2.7. Statistical analyses
Patients’ education level was classified into two categories: high school diploma or lower and two‐year college diploma or higher. Self‐perceived health status, period of visit to the study site, and PPS score were analyzed as ordinal variables. Reponses to all questions answered on the 5‐point Likert‐type scale were classified into two categories: not applicable, for responses of “1: not at all” and “2: slightly”; and applicable, for responses of “3: moderately,” “4: very,” and “5: extremely.” The objective variable was “I want to discuss AD with my doctor,” and the explanatory variables were age, gender, education level, self‐perceived health status, period of visit to the study site, experience with caring for the dying, experience with proxy decisions, “I have previously thought about AD,” “It is important for me to think about AD,” facilitators and barriers to patients discussing AD with physicians, disease category, and PPS score. After descriptive statistics were determined for each variable, univariate analyses were performed for age using the Mann‐Whitney U test and for nominal and ordinal variables using the chi‐square test or Fisher’s exact test at a significance level of <0.05.

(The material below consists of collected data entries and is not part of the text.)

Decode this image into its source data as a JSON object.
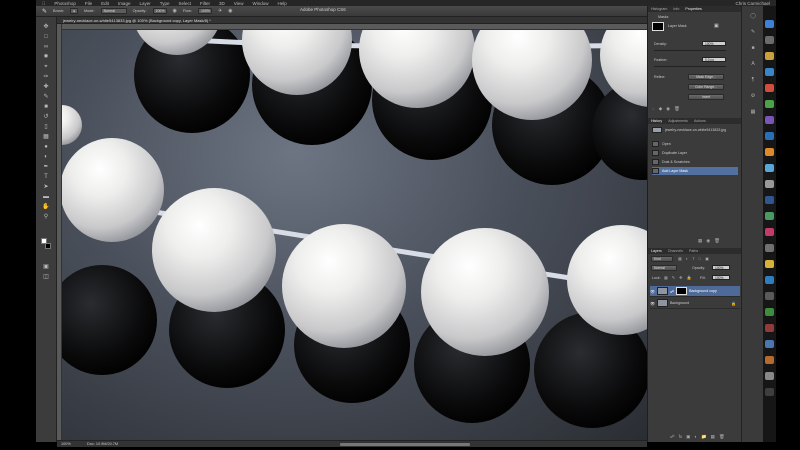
{
  "menubar": {
    "app": "Photoshop",
    "items": [
      "File",
      "Edit",
      "Image",
      "Layer",
      "Type",
      "Select",
      "Filter",
      "3D",
      "View",
      "Window",
      "Help"
    ],
    "right_user": "Chris Carmichael"
  },
  "title": "Adobe Photoshop CS6",
  "options": {
    "brush_label": "Brush:",
    "mode_label": "Mode:",
    "mode_value": "Normal",
    "opacity_label": "Opacity:",
    "opacity_value": "100%",
    "flow_label": "Flow:",
    "flow_value": "100%"
  },
  "document": {
    "tab_title": "jewelry-necklace-on-white5413833.jpg @ 100% (Background copy, Layer Mask/8) *",
    "zoom": "100%",
    "doc_info": "Doc: 10.9M/20.7M"
  },
  "panels": {
    "top_tabs": [
      "Histogram",
      "Info",
      "Properties"
    ],
    "active_top_tab": "Properties",
    "masks_label": "Masks",
    "layer_mask_label": "Layer Mask",
    "density_label": "Density:",
    "density_value": "100%",
    "feather_label": "Feather:",
    "feather_value": "0.0 px",
    "refine_label": "Refine:",
    "mask_edge_button": "Mask Edge...",
    "color_range_button": "Color Range...",
    "invert_button": "Invert",
    "history_tabs": [
      "History",
      "Adjustments",
      "Actions"
    ],
    "history_items": [
      {
        "label": "jewelry-necklace-on-white5413833.jpg",
        "selected": false
      },
      {
        "label": "Open",
        "selected": false
      },
      {
        "label": "Duplicate Layer",
        "selected": false
      },
      {
        "label": "Dust & Scratches",
        "selected": false
      },
      {
        "label": "Add Layer Mask",
        "selected": true
      }
    ],
    "layers_tabs": [
      "Layers",
      "Channels",
      "Paths"
    ],
    "kind_label": "Kind",
    "blend_mode": "Normal",
    "opacity_label": "Opacity:",
    "opacity_value": "100%",
    "lock_label": "Lock:",
    "fill_label": "Fill:",
    "fill_value": "100%",
    "layers": [
      {
        "name": "Background copy",
        "selected": true,
        "mask": true
      },
      {
        "name": "Background",
        "selected": false,
        "mask": false
      }
    ]
  }
}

In addition to significant variables identified by univariate analyses, and age and gender, which are potential confounders, patients’ general condition in PCSs was considered relevant.23 We employed the PPS as a validated tool for assessing patients’ general condition in the palliative care field.24 However, there were minimal differences in the general condition of patient participants receiving primary care, which is usually provided to relatively healthy individuals. Therefore, we concluded that it may be more clinically meaningful to use the PPS as a binomial qualitative tool based on the presence or absence of symptoms, rather than a quantitative tool. Accordingly, PPS scores were classified into two groups: scores of 100, indicating no symptoms, and scores of 90 or less, indicating the presence of symptoms. A binomial logistic regression analysis model was used to analyze differences between the symptom‐free and symptomatic groups, with a significance level of <0.05. In view of potential multicollinearity, significant explanatory variables identified by univariate analysis were reviewed based on the correlation coefficients of similar variables to determine which variables to include in the binomial logistic regression analysis model. Statistical analysis was performed using SPSS ver.22 software (IBM Japan Co.,Ltd.,Tokyo, Japan).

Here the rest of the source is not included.